Dave Emery wrote:
>       And much of the worlds wireless phone plant is GSM, which is
> almost always encrypted, which must add significantly to NSAs burden
> intercepting it, even if they can break keys very quickly...

Being rather familiar with GSM crypto, allow me to say this: most GSM voice
traffic globally is encrypted using A5/2. We know how to break A5/2 in five
clock cycles on an ASIC. For an agency that operates interception satellites
costing USD 1.5 billion each featuring antennas over twice the size of a
football field, adding 5 lousy clock cycles for the cryptanalysis to the
many clock cycles required to demodulate a GSM call can not be considered to
be significant. Immaterial would be a better term.

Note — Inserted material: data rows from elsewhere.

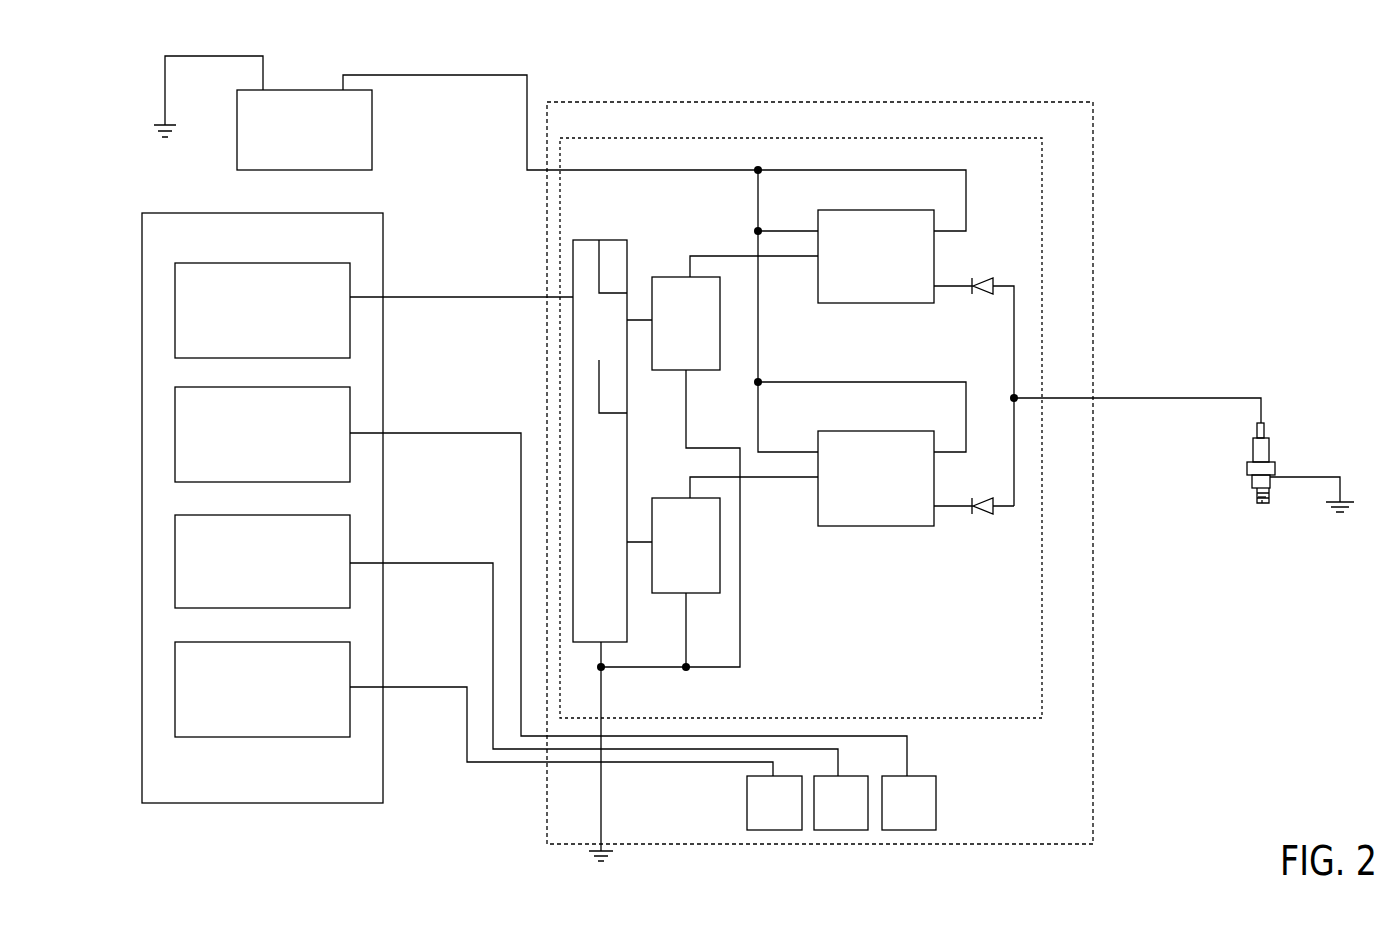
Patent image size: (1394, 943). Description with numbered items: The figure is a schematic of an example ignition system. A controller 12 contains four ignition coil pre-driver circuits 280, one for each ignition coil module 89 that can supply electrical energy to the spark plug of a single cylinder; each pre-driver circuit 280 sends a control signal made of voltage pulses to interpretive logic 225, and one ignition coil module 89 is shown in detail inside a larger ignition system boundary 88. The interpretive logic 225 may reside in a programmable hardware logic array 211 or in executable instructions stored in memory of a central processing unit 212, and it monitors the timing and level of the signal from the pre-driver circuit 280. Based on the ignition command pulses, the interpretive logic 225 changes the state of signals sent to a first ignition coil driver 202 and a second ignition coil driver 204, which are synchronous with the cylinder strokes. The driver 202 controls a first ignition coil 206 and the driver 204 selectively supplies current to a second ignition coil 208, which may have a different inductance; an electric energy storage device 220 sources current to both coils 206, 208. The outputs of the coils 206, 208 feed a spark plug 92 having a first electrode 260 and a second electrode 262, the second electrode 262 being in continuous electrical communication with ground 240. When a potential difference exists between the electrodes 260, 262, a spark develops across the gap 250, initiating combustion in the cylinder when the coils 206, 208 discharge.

The ground 240 is at (163, 122).
The electric energy storage device 220 is at (320, 134).
The controller 12 is at (300, 213).
The ignition coil pre-driver circuit 280 is at (268, 358).
The ignition coil assembly 88 is at (1093, 243).
The ignition coil module 89 is at (1043, 704).
The interpretive logic 225 is at (618, 454).
The programmable hardware logic array 211 is at (618, 258).
The central processing unit 212 is at (612, 396).
The ignition coil driver 202 is at (668, 330).
The ignition coil driver 204 is at (668, 553).
The first ignition coil 206 is at (858, 267).
The second ignition coil 208 is at (858, 488).
The spark plug 92 is at (1275, 459).
The first electrode 260 is at (1256, 493).
The gap 250 is at (1256, 497).
The second electrode 262 is at (1270, 503).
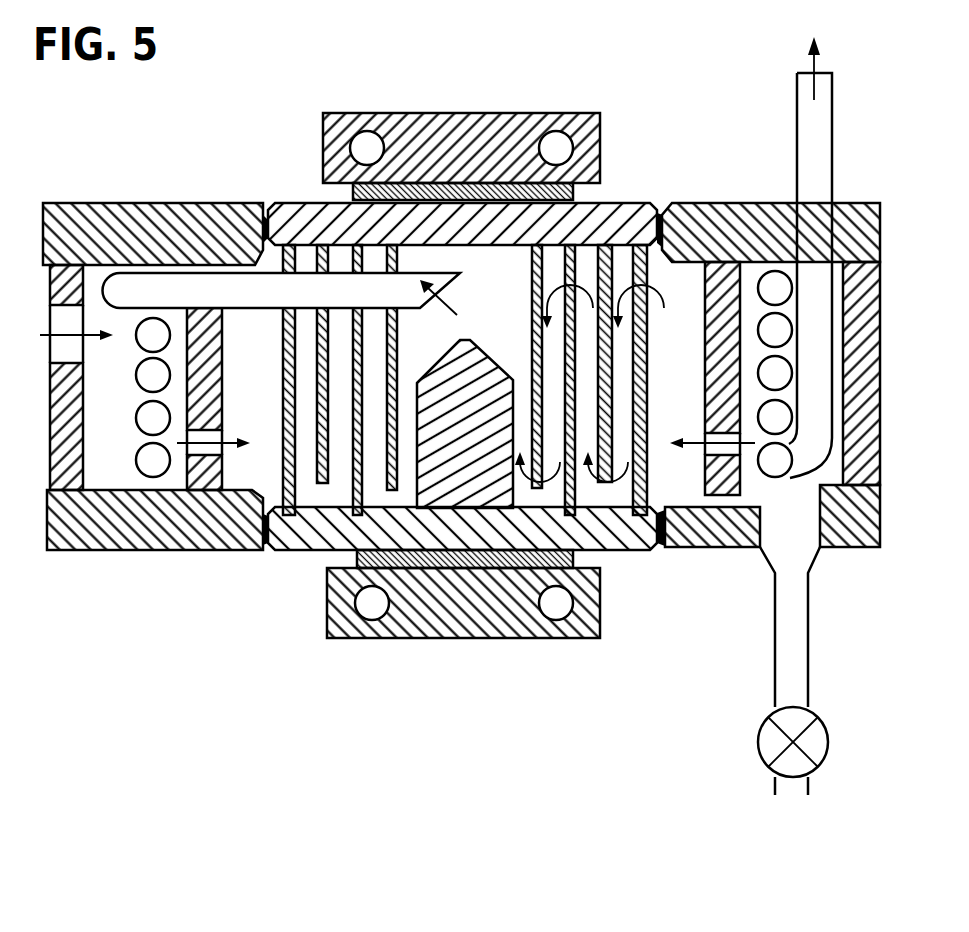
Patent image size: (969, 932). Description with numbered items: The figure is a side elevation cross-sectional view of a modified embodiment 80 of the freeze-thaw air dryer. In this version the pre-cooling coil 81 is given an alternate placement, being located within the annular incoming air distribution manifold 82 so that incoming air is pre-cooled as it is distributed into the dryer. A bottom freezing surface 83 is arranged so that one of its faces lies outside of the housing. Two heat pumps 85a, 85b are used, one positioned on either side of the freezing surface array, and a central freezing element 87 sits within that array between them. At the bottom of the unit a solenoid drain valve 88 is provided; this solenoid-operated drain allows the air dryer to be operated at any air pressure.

The modified embodiment of the freeze-thaw air dryer 80 is at (113, 626).
The pre-cooling coil 81 is at (137, 392).
The annular incoming air distribution manifold 82 is at (100, 457).
The bottom freezing surface 83 is at (303, 552).
The heat pump 85a is at (572, 196).
The heat pump 85b is at (578, 558).
The central freezing element 87 is at (483, 350).
The solenoid drain valve 88 is at (758, 733).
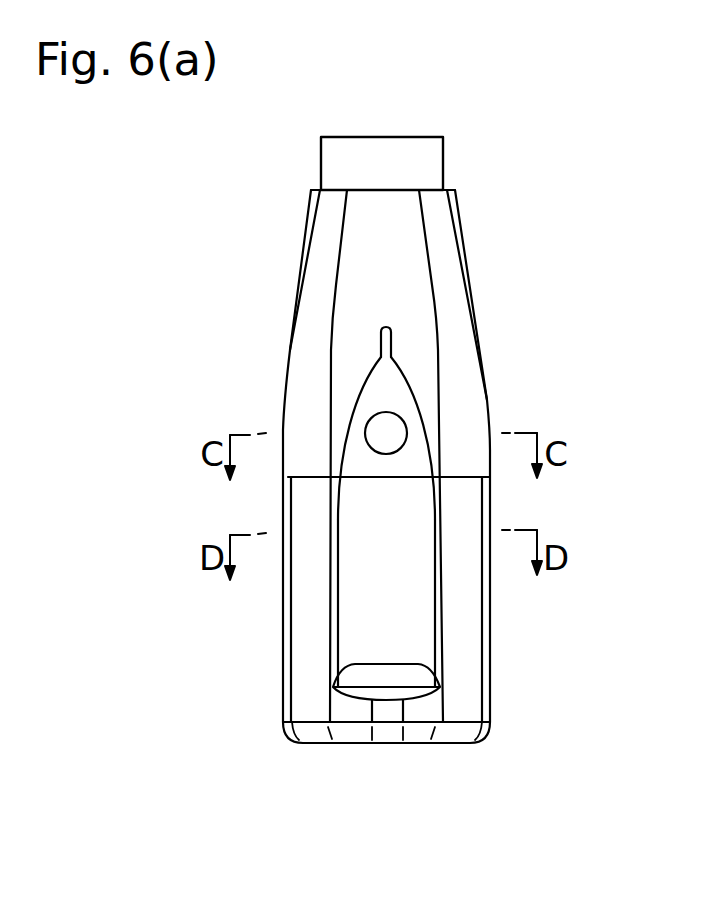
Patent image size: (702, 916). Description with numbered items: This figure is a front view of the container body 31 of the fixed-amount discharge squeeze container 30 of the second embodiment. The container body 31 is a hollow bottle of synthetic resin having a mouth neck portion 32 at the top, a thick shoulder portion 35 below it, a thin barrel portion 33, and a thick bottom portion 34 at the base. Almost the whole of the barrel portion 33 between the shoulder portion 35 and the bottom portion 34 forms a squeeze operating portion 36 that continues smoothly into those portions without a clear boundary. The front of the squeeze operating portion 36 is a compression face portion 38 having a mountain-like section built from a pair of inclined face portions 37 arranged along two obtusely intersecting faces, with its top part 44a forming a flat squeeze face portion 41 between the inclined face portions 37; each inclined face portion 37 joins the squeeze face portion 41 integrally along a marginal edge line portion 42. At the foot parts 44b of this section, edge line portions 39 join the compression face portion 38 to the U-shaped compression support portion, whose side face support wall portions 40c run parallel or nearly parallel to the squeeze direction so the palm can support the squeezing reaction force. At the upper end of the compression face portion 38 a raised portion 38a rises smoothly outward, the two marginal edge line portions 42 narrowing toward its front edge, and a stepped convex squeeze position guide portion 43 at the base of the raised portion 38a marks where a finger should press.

The fixed-amount discharge squeeze container 30 is at (298, 186).
The container body 31 is at (471, 245).
The mouth neck portion 32 is at (418, 167).
The barrel portion 33 is at (464, 348).
The bottom portion 34 is at (453, 740).
The shoulder portion 35 is at (318, 242).
The squeeze operating portion 36 is at (407, 508).
The inclined face portion 37 is at (302, 608).
The compression face portion 38 is at (353, 552).
The raised portion 38a is at (383, 369).
The edge line portion 39 is at (287, 680).
The side face support wall portion 40c is at (285, 517).
The squeeze face portion 41 is at (360, 495).
The marginal edge line portion 42 is at (332, 627).
The squeeze position guide portion 43 is at (390, 433).
The top part 44a is at (302, 549).
The foot part 44b is at (362, 655).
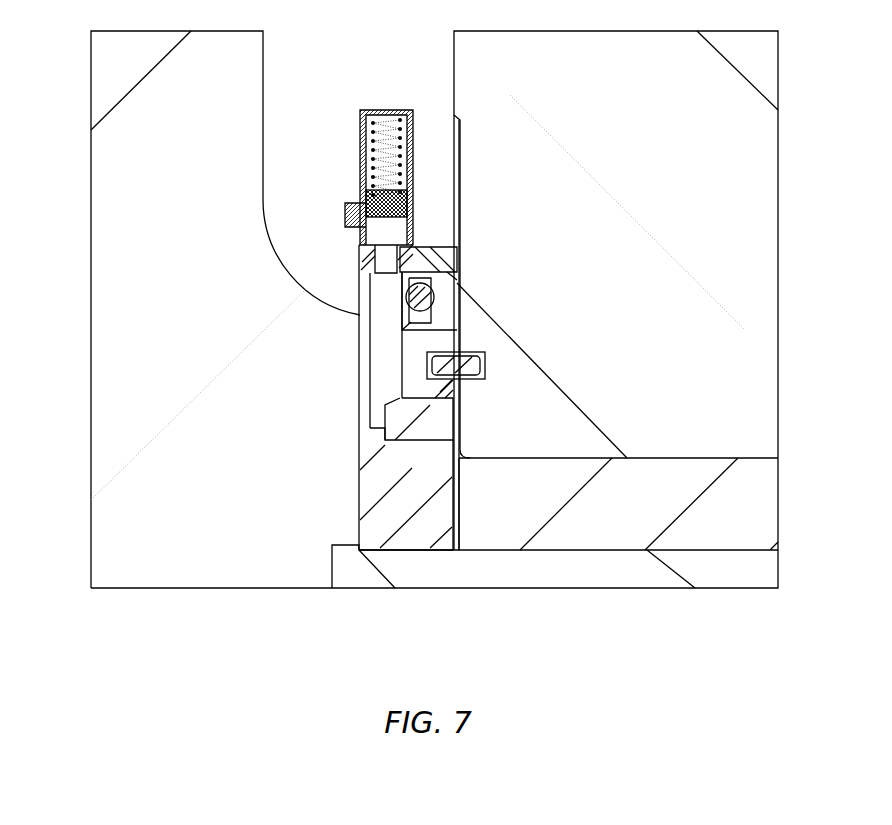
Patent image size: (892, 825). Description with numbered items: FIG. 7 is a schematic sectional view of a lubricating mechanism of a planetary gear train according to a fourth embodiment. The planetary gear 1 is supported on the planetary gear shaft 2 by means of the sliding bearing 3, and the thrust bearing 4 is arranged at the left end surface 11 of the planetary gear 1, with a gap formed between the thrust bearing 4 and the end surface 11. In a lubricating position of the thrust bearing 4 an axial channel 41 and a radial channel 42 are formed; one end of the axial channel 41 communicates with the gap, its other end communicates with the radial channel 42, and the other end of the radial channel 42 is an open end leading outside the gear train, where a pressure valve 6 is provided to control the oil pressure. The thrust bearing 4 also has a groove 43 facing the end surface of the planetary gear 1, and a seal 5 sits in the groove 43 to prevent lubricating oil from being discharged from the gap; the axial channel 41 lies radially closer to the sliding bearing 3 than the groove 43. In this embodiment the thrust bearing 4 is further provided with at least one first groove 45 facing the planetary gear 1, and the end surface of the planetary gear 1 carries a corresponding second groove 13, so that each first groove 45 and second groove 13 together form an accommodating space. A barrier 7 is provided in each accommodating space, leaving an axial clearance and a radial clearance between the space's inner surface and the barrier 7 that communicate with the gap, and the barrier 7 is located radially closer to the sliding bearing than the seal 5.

The planetary gear 1 is at (723, 155).
The left end surface 11 is at (448, 82).
The planetary gear shaft 2 is at (603, 570).
The sliding bearing 3 is at (750, 527).
The thrust bearing 4 is at (388, 483).
The axial channel 41 is at (420, 422).
The radial channel 42 is at (376, 328).
The groove 43 is at (439, 258).
The first groove 45 is at (422, 370).
The seal 5 is at (440, 297).
The pressure valve 6 is at (372, 158).
The barrier 7 is at (470, 381).
The second groove 13 is at (492, 370).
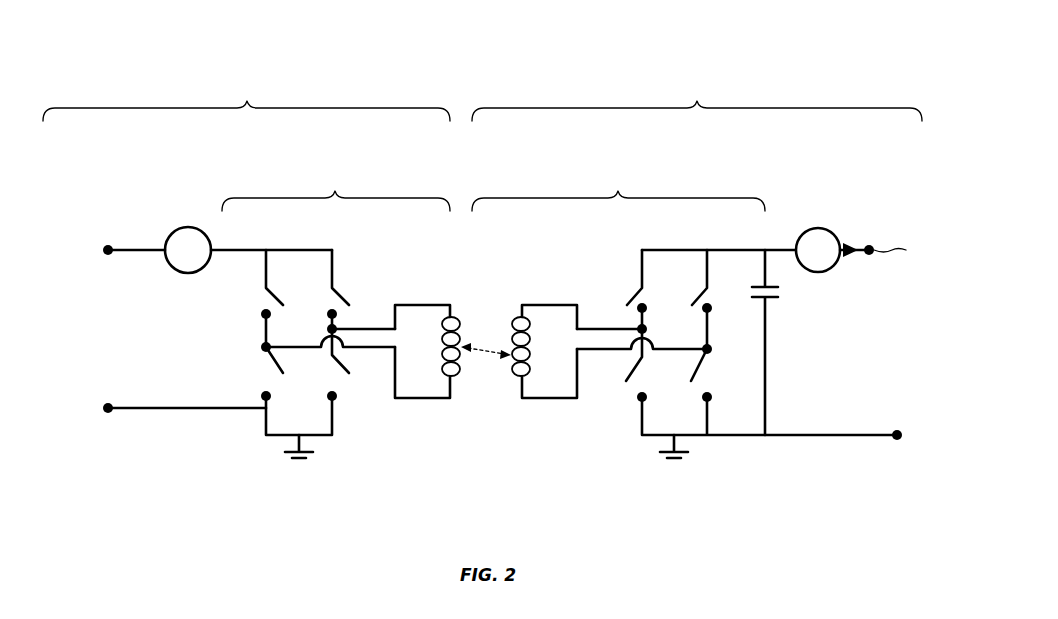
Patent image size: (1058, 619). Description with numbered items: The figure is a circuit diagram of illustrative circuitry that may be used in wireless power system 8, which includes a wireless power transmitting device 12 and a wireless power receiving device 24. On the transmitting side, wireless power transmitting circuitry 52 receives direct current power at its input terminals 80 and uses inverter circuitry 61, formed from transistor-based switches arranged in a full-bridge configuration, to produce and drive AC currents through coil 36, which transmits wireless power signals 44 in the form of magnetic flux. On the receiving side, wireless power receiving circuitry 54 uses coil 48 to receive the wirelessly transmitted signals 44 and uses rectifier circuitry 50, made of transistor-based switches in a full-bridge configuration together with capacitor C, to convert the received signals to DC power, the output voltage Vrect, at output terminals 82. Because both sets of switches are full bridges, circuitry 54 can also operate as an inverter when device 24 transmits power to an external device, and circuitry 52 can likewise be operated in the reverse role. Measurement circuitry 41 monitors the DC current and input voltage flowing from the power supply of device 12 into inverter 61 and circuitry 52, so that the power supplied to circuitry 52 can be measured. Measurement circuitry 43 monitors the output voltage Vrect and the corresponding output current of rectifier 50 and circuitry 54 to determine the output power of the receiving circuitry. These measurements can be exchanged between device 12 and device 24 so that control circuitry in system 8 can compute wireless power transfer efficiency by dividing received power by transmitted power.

The wireless power system 8 is at (838, 66).
The wireless power transmitting device 12 is at (246, 100).
The wireless power receiving device 24 is at (697, 100).
The measurement circuitry 41 is at (188, 236).
The measurement circuitry 43 is at (818, 233).
The wireless power transmitting circuitry 52 is at (336, 191).
The wireless power receiving circuitry 54 is at (618, 191).
The inverter circuitry 61 is at (265, 469).
The rectifier circuitry 50 is at (740, 469).
The coil 36 is at (456, 378).
The coil 48 is at (516, 378).
The wireless power signals 44 is at (492, 352).
The input terminals 80 is at (108, 256).
The output terminals 82 is at (870, 256).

A5/1 likely requires more clock cycles. How many clock cycles we don't know
and won't know until the cryptographic community takes a serious look at
A5/1. But I from what I know about A5/1, it won't be a showstopper by any
standard.

I know how to build a GSM interception station using off-the-shelf hardware
and a PII running Linux for a total cost of well below USD 10k. Give me a
couple of billions of dollars, peanuts for the NSA, and I hereby guarantee
you that I can take that system down to a single chip and some RF hardware.

--Lucky Green <[EMAIL PROTECTED]>

  "Among the many misdeeds of British rule in India, history will look
   upon the Act depriving a whole nation of arms as the blackest."